Bear Stearns Takes Media Names Down; A Silver Lining for Digital Media


This morning we are seeing weakness in media stocks as Bear Stearns lowered its sector rating from MARKET OVERWEIGHT to MARKET WEIGHT.  Here are some excerpts (the “we” comments means “Bear Stearns”):  YTD in ’06, the MEDIA group is up 22% vs. +11% for the S&P 500. We have been bullish on the sector….. We also posited the Street would start to view technology as a positive driver rather than just purely a risk….We argued these factors would drive improved ROIC and multiple expansion…..Now that multiples have expanded, we think positive Street sentiment masks some very real challenges facing the entertainment stocks…..

We identify 3 issues that we think will limit sector outperformance in 2007: 
1. Long Tail. Incumbent creators of content will see slowing growth and market share losses to user generated content over the long run. Although this trend is unlikely to affect near term earnings, this could influence sentiment on entertainment stocks. 
2. Renewed M&A Cycle…History suggests that new more nimble competitors will emerge and that incumbents are unlikely to be able to compete organically and will need to acquire…..may dampen ROIC. 
3. Shift Happens. Advertising executives suggest marketers’ will 
accelerate their shift of ad spend away from traditional media to digital 
platforms in 2007. Digital today makes up about 10% of most ad budgets. Our 
contacts suggest this could Double in the next 24 months at the expense of 
traditional media. 

Net-net, we think these issues and strong performance in 2006 will moderate stock appreciation in 2007 for the group. As a result, we are lowering our sector rating from Market Overweight to Market Weight.  Bear Stearns expects that News Corp (NWS), Time Warner (TWX), and Disney (DIS) will be Market Performers; and Viacom (VIA) listed as the outperformer….Bear expects the “market perform” names to be in-line with S&P 500 Index performance: Bear Stearns however does not envision significant downside in entertainment stocks at this stage.

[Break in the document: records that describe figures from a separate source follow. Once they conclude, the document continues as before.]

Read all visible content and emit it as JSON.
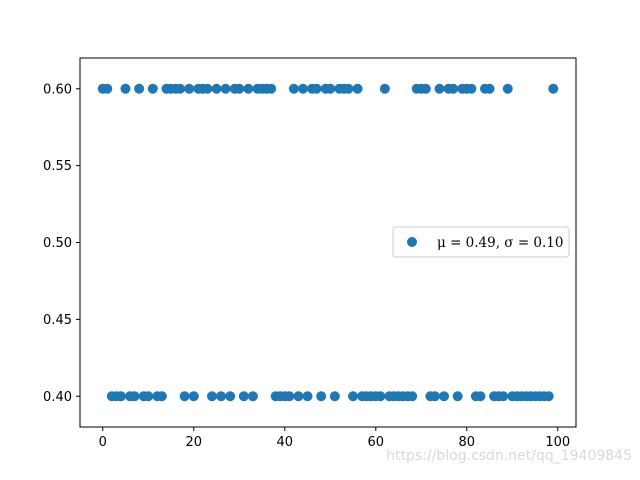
{
  "chart_data": {
    "type": "scatter",
    "title": "",
    "xlabel": "",
    "ylabel": "",
    "xlim": [
      -5,
      104
    ],
    "ylim": [
      0.38,
      0.62
    ],
    "xticks": [
      0,
      20,
      40,
      60,
      80,
      100
    ],
    "yticks": [
      0.4,
      0.45,
      0.5,
      0.55,
      0.6
    ],
    "xtick_labels": [
      "0",
      "20",
      "40",
      "60",
      "80",
      "100"
    ],
    "ytick_labels": [
      "0.40",
      "0.45",
      "0.50",
      "0.55",
      "0.60"
    ],
    "grid": false,
    "legend": {
      "placement": "center-right",
      "label": "μ = 0.49,  σ = 0.10"
    },
    "series": [
      {
        "name": "μ = 0.49,  σ = 0.10",
        "color": "#1f77b4",
        "x": [
          0,
          1,
          2,
          3,
          4,
          5,
          6,
          7,
          8,
          9,
          10,
          11,
          12,
          13,
          14,
          15,
          16,
          17,
          18,
          19,
          20,
          21,
          22,
          23,
          24,
          25,
          26,
          27,
          28,
          29,
          30,
          31,
          32,
          33,
          34,
          35,
          36,
          37,
          38,
          39,
          40,
          41,
          42,
          43,
          44,
          45,
          46,
          47,
          48,
          49,
          50,
          51,
          52,
          53,
          54,
          55,
          56,
          57,
          58,
          59,
          60,
          61,
          62,
          63,
          64,
          65,
          66,
          67,
          68,
          69,
          70,
          71,
          72,
          73,
          74,
          75,
          76,
          77,
          78,
          79,
          80,
          81,
          82,
          83,
          84,
          85,
          86,
          87,
          88,
          89,
          90,
          91,
          92,
          93,
          94,
          95,
          96,
          97,
          98,
          99
        ],
        "y": [
          0.6,
          0.6,
          0.4,
          0.4,
          0.4,
          0.6,
          0.4,
          0.4,
          0.6,
          0.4,
          0.4,
          0.6,
          0.4,
          0.4,
          0.6,
          0.6,
          0.6,
          0.6,
          0.4,
          0.6,
          0.4,
          0.6,
          0.6,
          0.6,
          0.4,
          0.6,
          0.4,
          0.6,
          0.4,
          0.6,
          0.6,
          0.4,
          0.6,
          0.4,
          0.6,
          0.6,
          0.6,
          0.6,
          0.4,
          0.4,
          0.4,
          0.4,
          0.6,
          0.4,
          0.6,
          0.4,
          0.6,
          0.6,
          0.4,
          0.6,
          0.6,
          0.4,
          0.6,
          0.6,
          0.6,
          0.4,
          0.6,
          0.4,
          0.4,
          0.4,
          0.4,
          0.4,
          0.6,
          0.4,
          0.4,
          0.4,
          0.4,
          0.4,
          0.4,
          0.6,
          0.6,
          0.6,
          0.4,
          0.4,
          0.6,
          0.4,
          0.6,
          0.6,
          0.4,
          0.6,
          0.6,
          0.6,
          0.4,
          0.4,
          0.6,
          0.6,
          0.4,
          0.4,
          0.4,
          0.6,
          0.4,
          0.4,
          0.4,
          0.4,
          0.4,
          0.4,
          0.4,
          0.4,
          0.4,
          0.6
        ]
      }
    ]
  },
  "watermark": "https://blog.csdn.net/qq_19409845"
}
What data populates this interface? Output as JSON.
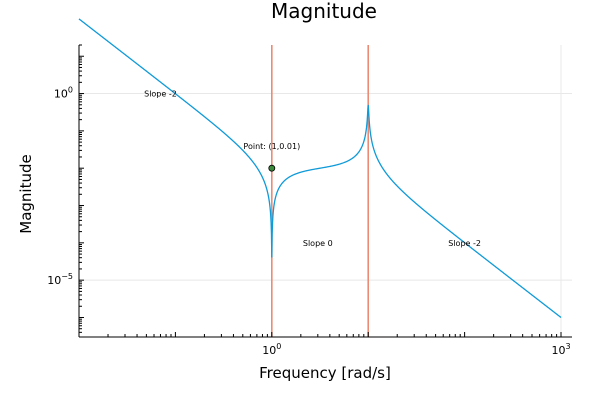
{
  "chart_data": {
    "type": "line",
    "title": "Magnitude",
    "xlabel": "Frequency [rad/s]",
    "ylabel": "Magnitude",
    "xscale": "log",
    "yscale": "log",
    "xlim": [
      0.01,
      1300
    ],
    "ylim": [
      3e-07,
      20
    ],
    "grid": true,
    "legend": "none",
    "x_ticks": [
      {
        "value": 1,
        "base": "10",
        "exp": "0"
      },
      {
        "value": 1000,
        "base": "10",
        "exp": "3"
      }
    ],
    "y_ticks": [
      {
        "value": 1,
        "base": "10",
        "exp": "0"
      },
      {
        "value": 1e-05,
        "base": "10",
        "exp": "−5"
      }
    ],
    "series": [
      {
        "color": "#0f9ad8",
        "zeros_wn": 1,
        "zeros_zeta": 0.002,
        "poles_wn": 10,
        "poles_zeta": 0.01,
        "x_range": [
          0.01,
          1000
        ]
      }
    ],
    "vlines": [
      {
        "x": 1,
        "color": "#ed8a74"
      },
      {
        "x": 10,
        "color": "#ed8a74"
      }
    ],
    "points": [
      {
        "x": 1,
        "y": 0.01,
        "color": "#3b8a3b",
        "label": "Point: (1,0.01)"
      }
    ],
    "annotations": [
      {
        "text": "Slope -2",
        "x": 0.07,
        "y": 1
      },
      {
        "text": "Slope 0",
        "x": 3,
        "y": 0.0001
      },
      {
        "text": "Slope -2",
        "x": 100,
        "y": 0.0001
      }
    ]
  }
}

News Corp (NWS) had dipped to negative but shares are now up 0.35% at $21.44.  Time Warner (TWX) fell to over 1% down but now down 0.75% at $20.18.  Disney (DIS) had dipped to negative but shares are now up 0.25% at $32.97.  Viacom (VIA) had been negative all day, but are now up $0.02 to $37.75.

The silver lining here is in the expectations for online ad spending and the ramifications for everything all-digital:  Digital today makes up about 10% of most ad budgets. “Our” (Bear’s) contacts suggest this could Double in the next 24 months at the expense of traditional media.  This is the sort of things that online ad-dependent giants to the tune of Google (GOOG), Yahoo! (YHOO), CNET (CNET), Digital River (DRIV), Digitas (DTAS), 24/7 Real Media (TFSM), Aquantive (AQNT), and many others.

You will have to determine for yourself if you believe the projections in the note and trust the data.  Now time will tell if this all pans out and if it works out this way.  At least there is some more street forecasting and formal expectations of digital versus traditional ad spending for the coming years.